Did you mis-type something, or can you clarify something? You write:
A tiny non-zero floor (or any similarly selective boost) is simply a mechanism to break that dead loop. As soon as the move’s prior is non-zero, the search can explore it enough to discover whether it is good or bad. The floor need not be large; it only has to be “non-zero.”
But you also write:
One or two visits are never enough.
Suppose the move's prior is non-zero, but only non-zero enough for the search to give it one or two visits with the settings used during training.
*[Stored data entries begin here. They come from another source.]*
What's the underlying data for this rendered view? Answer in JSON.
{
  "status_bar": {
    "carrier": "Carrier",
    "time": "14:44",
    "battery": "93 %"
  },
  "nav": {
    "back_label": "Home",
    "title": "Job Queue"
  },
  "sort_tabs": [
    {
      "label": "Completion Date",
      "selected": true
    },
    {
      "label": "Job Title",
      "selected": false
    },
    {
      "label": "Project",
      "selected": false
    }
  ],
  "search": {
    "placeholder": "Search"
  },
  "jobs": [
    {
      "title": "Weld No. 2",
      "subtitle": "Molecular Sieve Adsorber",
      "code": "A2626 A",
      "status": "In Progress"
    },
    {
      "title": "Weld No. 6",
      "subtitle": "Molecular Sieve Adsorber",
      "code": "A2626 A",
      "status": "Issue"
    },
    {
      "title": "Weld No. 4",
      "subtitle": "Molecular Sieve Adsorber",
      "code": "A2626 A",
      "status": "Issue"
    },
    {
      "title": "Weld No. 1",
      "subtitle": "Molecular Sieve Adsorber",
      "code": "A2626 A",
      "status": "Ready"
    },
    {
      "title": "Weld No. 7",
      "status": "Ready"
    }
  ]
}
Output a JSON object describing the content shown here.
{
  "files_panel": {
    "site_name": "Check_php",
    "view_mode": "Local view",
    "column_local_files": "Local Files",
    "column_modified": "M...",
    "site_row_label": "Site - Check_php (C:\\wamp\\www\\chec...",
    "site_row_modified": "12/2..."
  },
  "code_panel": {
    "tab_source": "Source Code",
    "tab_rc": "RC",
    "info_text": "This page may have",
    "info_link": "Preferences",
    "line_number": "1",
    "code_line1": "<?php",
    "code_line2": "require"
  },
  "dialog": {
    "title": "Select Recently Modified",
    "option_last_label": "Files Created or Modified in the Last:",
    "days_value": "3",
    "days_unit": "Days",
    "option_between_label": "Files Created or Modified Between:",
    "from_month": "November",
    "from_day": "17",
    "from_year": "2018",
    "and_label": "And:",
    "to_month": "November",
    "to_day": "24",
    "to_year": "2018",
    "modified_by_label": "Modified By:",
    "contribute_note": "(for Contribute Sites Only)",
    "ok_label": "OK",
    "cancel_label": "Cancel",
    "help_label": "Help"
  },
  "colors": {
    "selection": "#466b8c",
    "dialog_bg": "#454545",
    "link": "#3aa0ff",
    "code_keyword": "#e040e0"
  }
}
Then, because "One or two visits are never enough.", the small non-zero prior will not be enough for the search to explore it to discover whether it is good or bad.
(KataGo already has a tiny nonzero floor in expectation through dirichlet noise + root softmax temperature. So we know that a tiny nonzero floor isn't enough. On 9x9 rather than 19x19, this noise is even enough it is common for most moves on the board to get searched a little. But blind spots still are relatively common on 9x9, because this small amount of search is never enough during training to reinforce the moves properly. So this also shows that a tiny nonzero floor isn't enough.)
All reproducible logs and my conclusions have been posted. I’ll leave any further action to you.